I am absolutely awed by what happens in the moment of delivery. When the preacher is fully in the Word and in the worldly situation something incredible will happen.
Preaching: Your excitement and confidence is tangible. This must be a critical ingredient of the mix which produces a Richard Jackson — and a North Phoenix Baptist Church.
Jackson: I believe that the secret to great preaching is the preacher’s willingness to die in the preaching experience. I don’t know any other way to do it — but to hang it out, to be transparent and open.
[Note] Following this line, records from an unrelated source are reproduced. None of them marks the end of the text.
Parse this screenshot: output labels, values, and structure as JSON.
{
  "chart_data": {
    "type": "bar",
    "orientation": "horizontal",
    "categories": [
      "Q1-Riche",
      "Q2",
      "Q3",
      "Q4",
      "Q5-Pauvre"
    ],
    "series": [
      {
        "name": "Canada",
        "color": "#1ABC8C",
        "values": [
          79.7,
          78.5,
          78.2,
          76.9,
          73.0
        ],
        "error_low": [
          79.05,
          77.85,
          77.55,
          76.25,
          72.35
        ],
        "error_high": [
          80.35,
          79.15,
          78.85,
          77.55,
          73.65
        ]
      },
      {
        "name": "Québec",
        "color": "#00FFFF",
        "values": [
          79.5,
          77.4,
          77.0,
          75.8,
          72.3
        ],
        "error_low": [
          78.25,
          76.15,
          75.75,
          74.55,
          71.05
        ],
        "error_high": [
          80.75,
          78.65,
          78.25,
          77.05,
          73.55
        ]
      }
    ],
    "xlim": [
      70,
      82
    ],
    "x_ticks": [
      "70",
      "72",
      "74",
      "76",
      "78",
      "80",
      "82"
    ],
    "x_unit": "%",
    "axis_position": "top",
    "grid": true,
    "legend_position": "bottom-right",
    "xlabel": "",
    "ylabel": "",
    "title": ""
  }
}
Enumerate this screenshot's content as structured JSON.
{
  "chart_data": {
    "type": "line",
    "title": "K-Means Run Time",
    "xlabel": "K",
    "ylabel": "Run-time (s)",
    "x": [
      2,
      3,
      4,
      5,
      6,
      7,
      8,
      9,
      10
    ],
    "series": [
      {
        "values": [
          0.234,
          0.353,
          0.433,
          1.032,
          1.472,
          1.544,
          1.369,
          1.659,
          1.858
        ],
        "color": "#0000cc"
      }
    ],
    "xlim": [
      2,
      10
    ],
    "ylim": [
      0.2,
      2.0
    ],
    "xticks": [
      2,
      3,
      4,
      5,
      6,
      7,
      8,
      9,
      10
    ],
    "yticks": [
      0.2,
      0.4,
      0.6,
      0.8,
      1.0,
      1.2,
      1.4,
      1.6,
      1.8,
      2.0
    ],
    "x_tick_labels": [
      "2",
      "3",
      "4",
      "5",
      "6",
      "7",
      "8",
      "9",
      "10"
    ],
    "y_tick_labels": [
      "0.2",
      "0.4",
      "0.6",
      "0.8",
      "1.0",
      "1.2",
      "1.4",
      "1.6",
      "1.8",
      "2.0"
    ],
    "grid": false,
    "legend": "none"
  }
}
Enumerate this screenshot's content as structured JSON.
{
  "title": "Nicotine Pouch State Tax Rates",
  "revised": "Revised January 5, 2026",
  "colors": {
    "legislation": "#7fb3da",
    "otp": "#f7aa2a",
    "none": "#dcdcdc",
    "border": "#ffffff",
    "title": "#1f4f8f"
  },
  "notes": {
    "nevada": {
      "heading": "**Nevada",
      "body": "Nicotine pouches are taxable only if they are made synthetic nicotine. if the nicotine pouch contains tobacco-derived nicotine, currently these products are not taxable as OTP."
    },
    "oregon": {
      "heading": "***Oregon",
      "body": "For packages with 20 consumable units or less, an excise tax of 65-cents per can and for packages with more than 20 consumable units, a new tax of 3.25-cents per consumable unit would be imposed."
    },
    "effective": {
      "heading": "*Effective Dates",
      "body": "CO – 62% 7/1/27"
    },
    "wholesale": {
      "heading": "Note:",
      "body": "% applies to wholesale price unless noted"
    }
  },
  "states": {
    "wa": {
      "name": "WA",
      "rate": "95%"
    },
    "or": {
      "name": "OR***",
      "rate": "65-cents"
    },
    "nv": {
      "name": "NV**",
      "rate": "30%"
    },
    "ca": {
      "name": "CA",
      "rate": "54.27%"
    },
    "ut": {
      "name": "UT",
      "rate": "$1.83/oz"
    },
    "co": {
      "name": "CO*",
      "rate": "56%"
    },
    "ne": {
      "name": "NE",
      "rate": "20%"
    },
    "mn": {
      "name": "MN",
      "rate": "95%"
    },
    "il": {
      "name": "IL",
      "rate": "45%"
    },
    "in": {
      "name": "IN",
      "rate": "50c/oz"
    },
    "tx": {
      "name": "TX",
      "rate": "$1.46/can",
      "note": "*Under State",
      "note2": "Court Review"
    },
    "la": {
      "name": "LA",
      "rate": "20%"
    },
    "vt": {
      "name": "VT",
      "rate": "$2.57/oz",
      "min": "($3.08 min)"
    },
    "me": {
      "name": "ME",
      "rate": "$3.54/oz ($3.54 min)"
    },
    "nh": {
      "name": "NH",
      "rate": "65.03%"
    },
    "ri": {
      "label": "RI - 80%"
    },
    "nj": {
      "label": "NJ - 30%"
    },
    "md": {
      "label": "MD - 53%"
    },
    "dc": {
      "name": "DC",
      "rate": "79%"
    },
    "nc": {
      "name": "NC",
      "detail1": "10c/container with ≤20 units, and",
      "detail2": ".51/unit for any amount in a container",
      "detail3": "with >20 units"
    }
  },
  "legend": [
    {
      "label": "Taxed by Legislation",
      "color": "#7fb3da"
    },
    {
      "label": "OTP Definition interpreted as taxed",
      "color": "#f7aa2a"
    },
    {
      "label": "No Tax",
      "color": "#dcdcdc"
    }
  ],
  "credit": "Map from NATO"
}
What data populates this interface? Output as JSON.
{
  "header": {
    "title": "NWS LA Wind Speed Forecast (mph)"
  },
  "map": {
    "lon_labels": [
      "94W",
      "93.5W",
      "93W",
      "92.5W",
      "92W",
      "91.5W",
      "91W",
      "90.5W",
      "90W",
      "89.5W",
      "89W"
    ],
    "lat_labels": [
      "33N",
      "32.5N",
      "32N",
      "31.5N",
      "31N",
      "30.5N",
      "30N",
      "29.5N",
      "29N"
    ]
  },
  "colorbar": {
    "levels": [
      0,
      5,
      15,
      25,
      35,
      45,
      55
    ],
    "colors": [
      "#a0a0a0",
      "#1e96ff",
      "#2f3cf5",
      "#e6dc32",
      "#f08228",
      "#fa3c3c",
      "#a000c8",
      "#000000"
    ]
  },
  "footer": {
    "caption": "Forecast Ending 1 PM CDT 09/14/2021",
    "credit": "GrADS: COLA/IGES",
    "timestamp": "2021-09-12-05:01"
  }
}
A fellow said to me last night, “Thank you for being real.” Now that can be a cliche, but I think I know what he meant. I did not preach a sermon last night which would impress the classical homileticians. We can all do that — we all know some “cutesy” techniques, and we are all tempted to use them. Yet the folks who flew me across the country to preach that message were not looking for someone to demonstrate technical skills; they were looking for a message that would make a difference in their human lives.
I have understood this much since I preached my first sermon at age fifteen: I understood that I was to make a difference in someone’s life. If we do not walk into the pulpit with that purpose, the message will not go anywhere, or speak to anyone.
Preaching: North Phoenix Baptist Church has grown to be one of the largest churches in the United States. The pulpit of that great church has a well-deserved reputation for evangelistic preaching. How do you define or describe biblical preaching?
Jackson: This issue is the same — a basic concern for people and a realization that preaching is to change lives. Evangelism, however, is an atmosphere God creates, not something a preacher brings about by clever preaching.
I mentioned the sermon I recently preached from Luke, chapter 7. I spent thirty minutes of that sermon speaking directly to Christians — they were the focus of that message. Yet, for the last five or six minutes I spoke of the woman who anointed Jesus’ feet and identified her as a sinner reached by God’s grace. Jesus ministers to those who sin, and they then recognize their sin and can be forgiven.
I made this application and said that the church must minister to those in sin because of our Savior’s example. I just extended the application of the text to the invitation for sinners to come to faith and salvation. I just gave the invitation. You know, we had some twenty professions of faith.
Many people have the idea that a preacher who has that kind of response, who baptizes large numbers of people each year, must get up and holler “Jesus Saves” for thirty minutes and give a twenty-minute pressure invitation. I preach for thirty to thirty-five minutes and ninety percent of the message is almost always addressed to believers.
You know, the evangelistic application is always there. I don’t have to create it. The evangelistic message is shot through the Book — it is God’s heart. If we get up and give a method appeal or high pressure, we make God look like a beggar. If we just preach the Word, extend a dignified appeal, and provide an opportunity for response, it will happen. That is evangelistic preaching — and that is Christian preaching.